Thank you. If I disable the USB-ports in BIOS can I enable connectivity on certain devices? We must be able to connect keyboard, mouse and authorized USB thumb drives.

For the requirements you have disableing the ports is not a solution.

Then you need special software to accomplish this.

Be aware that your users can bring an identical Thumbdrive (same brand, model and make) and this one will work too then. This kind of USB restriction software will usually look at device Vendor and ID and they are the same for the same product.

Ok. Is it possible to physically lock connected USB-devices like keyboard, mouse etc.?
If it is possible to disable the opportunity to save files from external devices and copy files to external devices via OS security that might be a better solution.

Locking ports can be done with this little thingy:

http://www.kensington.com/us/us/4483/k67720us/usb-port-lock-with-square-cable-guard#.VUiV1dS1Gko

Thank you all! I have enabled a GPO on the domain controller that deny access to all removable storage devices for a certain group of users. We will therefore not need any physical USB locks.

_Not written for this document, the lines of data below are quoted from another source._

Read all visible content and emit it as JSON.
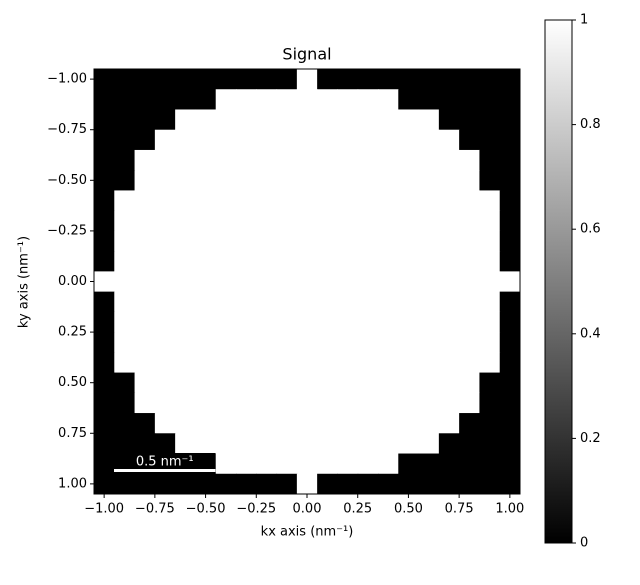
{
  "chart_data": {
    "type": "heatmap",
    "title": "Signal",
    "x_label": "kx axis (nm⁻¹)",
    "y_label": "ky axis (nm⁻¹)",
    "colormap": "gray",
    "x": [
      -1.0,
      -0.9,
      -0.8,
      -0.7,
      -0.6,
      -0.5,
      -0.4,
      -0.3,
      -0.2,
      -0.1,
      0.0,
      0.1,
      0.2,
      0.3,
      0.4,
      0.5,
      0.6,
      0.7,
      0.8,
      0.9,
      1.0
    ],
    "y": [
      -1.0,
      -0.9,
      -0.8,
      -0.7,
      -0.6,
      -0.5,
      -0.4,
      -0.3,
      -0.2,
      -0.1,
      0.0,
      0.1,
      0.2,
      0.3,
      0.4,
      0.5,
      0.6,
      0.7,
      0.8,
      0.9,
      1.0
    ],
    "z": [
      [
        0,
        0,
        0,
        0,
        0,
        0,
        0,
        0,
        0,
        0,
        1,
        0,
        0,
        0,
        0,
        0,
        0,
        0,
        0,
        0,
        0
      ],
      [
        0,
        0,
        0,
        0,
        0,
        0,
        1,
        1,
        1,
        1,
        1,
        1,
        1,
        1,
        1,
        0,
        0,
        0,
        0,
        0,
        0
      ],
      [
        0,
        0,
        0,
        0,
        1,
        1,
        1,
        1,
        1,
        1,
        1,
        1,
        1,
        1,
        1,
        1,
        1,
        0,
        0,
        0,
        0
      ],
      [
        0,
        0,
        0,
        1,
        1,
        1,
        1,
        1,
        1,
        1,
        1,
        1,
        1,
        1,
        1,
        1,
        1,
        1,
        0,
        0,
        0
      ],
      [
        0,
        0,
        1,
        1,
        1,
        1,
        1,
        1,
        1,
        1,
        1,
        1,
        1,
        1,
        1,
        1,
        1,
        1,
        1,
        0,
        0
      ],
      [
        0,
        0,
        1,
        1,
        1,
        1,
        1,
        1,
        1,
        1,
        1,
        1,
        1,
        1,
        1,
        1,
        1,
        1,
        1,
        0,
        0
      ],
      [
        0,
        1,
        1,
        1,
        1,
        1,
        1,
        1,
        1,
        1,
        1,
        1,
        1,
        1,
        1,
        1,
        1,
        1,
        1,
        1,
        0
      ],
      [
        0,
        1,
        1,
        1,
        1,
        1,
        1,
        1,
        1,
        1,
        1,
        1,
        1,
        1,
        1,
        1,
        1,
        1,
        1,
        1,
        0
      ],
      [
        0,
        1,
        1,
        1,
        1,
        1,
        1,
        1,
        1,
        1,
        1,
        1,
        1,
        1,
        1,
        1,
        1,
        1,
        1,
        1,
        0
      ],
      [
        0,
        1,
        1,
        1,
        1,
        1,
        1,
        1,
        1,
        1,
        1,
        1,
        1,
        1,
        1,
        1,
        1,
        1,
        1,
        1,
        0
      ],
      [
        1,
        1,
        1,
        1,
        1,
        1,
        1,
        1,
        1,
        1,
        1,
        1,
        1,
        1,
        1,
        1,
        1,
        1,
        1,
        1,
        1
      ],
      [
        0,
        1,
        1,
        1,
        1,
        1,
        1,
        1,
        1,
        1,
        1,
        1,
        1,
        1,
        1,
        1,
        1,
        1,
        1,
        1,
        0
      ],
      [
        0,
        1,
        1,
        1,
        1,
        1,
        1,
        1,
        1,
        1,
        1,
        1,
        1,
        1,
        1,
        1,
        1,
        1,
        1,
        1,
        0
      ],
      [
        0,
        1,
        1,
        1,
        1,
        1,
        1,
        1,
        1,
        1,
        1,
        1,
        1,
        1,
        1,
        1,
        1,
        1,
        1,
        1,
        0
      ],
      [
        0,
        1,
        1,
        1,
        1,
        1,
        1,
        1,
        1,
        1,
        1,
        1,
        1,
        1,
        1,
        1,
        1,
        1,
        1,
        1,
        0
      ],
      [
        0,
        0,
        1,
        1,
        1,
        1,
        1,
        1,
        1,
        1,
        1,
        1,
        1,
        1,
        1,
        1,
        1,
        1,
        1,
        0,
        0
      ],
      [
        0,
        0,
        1,
        1,
        1,
        1,
        1,
        1,
        1,
        1,
        1,
        1,
        1,
        1,
        1,
        1,
        1,
        1,
        1,
        0,
        0
      ],
      [
        0,
        0,
        0,
        1,
        1,
        1,
        1,
        1,
        1,
        1,
        1,
        1,
        1,
        1,
        1,
        1,
        1,
        1,
        0,
        0,
        0
      ],
      [
        0,
        0,
        0,
        0,
        1,
        1,
        1,
        1,
        1,
        1,
        1,
        1,
        1,
        1,
        1,
        1,
        1,
        0,
        0,
        0,
        0
      ],
      [
        0,
        0,
        0,
        0,
        0,
        0,
        1,
        1,
        1,
        1,
        1,
        1,
        1,
        1,
        1,
        0,
        0,
        0,
        0,
        0,
        0
      ],
      [
        0,
        0,
        0,
        0,
        0,
        0,
        0,
        0,
        0,
        0,
        1,
        0,
        0,
        0,
        0,
        0,
        0,
        0,
        0,
        0,
        0
      ]
    ],
    "xlim": [
      -1.05,
      1.05
    ],
    "ylim": [
      1.05,
      -1.05
    ],
    "xticks": [
      {
        "value": -1,
        "label": "−1.00"
      },
      {
        "value": -0.75,
        "label": "−0.75"
      },
      {
        "value": -0.5,
        "label": "−0.50"
      },
      {
        "value": -0.25,
        "label": "−0.25"
      },
      {
        "value": 0,
        "label": "0.00"
      },
      {
        "value": 0.25,
        "label": "0.25"
      },
      {
        "value": 0.5,
        "label": "0.50"
      },
      {
        "value": 0.75,
        "label": "0.75"
      },
      {
        "value": 1,
        "label": "1.00"
      }
    ],
    "yticks": [
      {
        "value": -1,
        "label": "−1.00"
      },
      {
        "value": -0.75,
        "label": "−0.75"
      },
      {
        "value": -0.5,
        "label": "−0.50"
      },
      {
        "value": -0.25,
        "label": "−0.25"
      },
      {
        "value": 0,
        "label": "0.00"
      },
      {
        "value": 0.25,
        "label": "0.25"
      },
      {
        "value": 0.5,
        "label": "0.50"
      },
      {
        "value": 0.75,
        "label": "0.75"
      },
      {
        "value": 1,
        "label": "1.00"
      }
    ],
    "clim": [
      0,
      1
    ],
    "cticks": [
      0,
      0.2,
      0.4,
      0.6,
      0.8,
      1
    ],
    "scalebar": {
      "length": 0.5,
      "label": "0.5 nm⁻¹"
    }
  }
}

Also, to solve the need of using certain USB-devices I will set up a computer outside the domain that can be used with a USB storage device. This way we can control this kind of use when we have the need.

Hm, did you reach your goal? You didn't want to block all usb storage devices and now you do just that.
The GPOs cannot block based on a device ID but only based on a model, so there is no way using GPOs unless all devices that should be allowed are of the same make and model.
Blocking WPD devices (phones) succeeds with that policy? Test that, I am not so sure.

I will soon publish an article and link it here so you can see what is possible with win8.1's task scheduler with a little help of devcon.exe: all you wanted.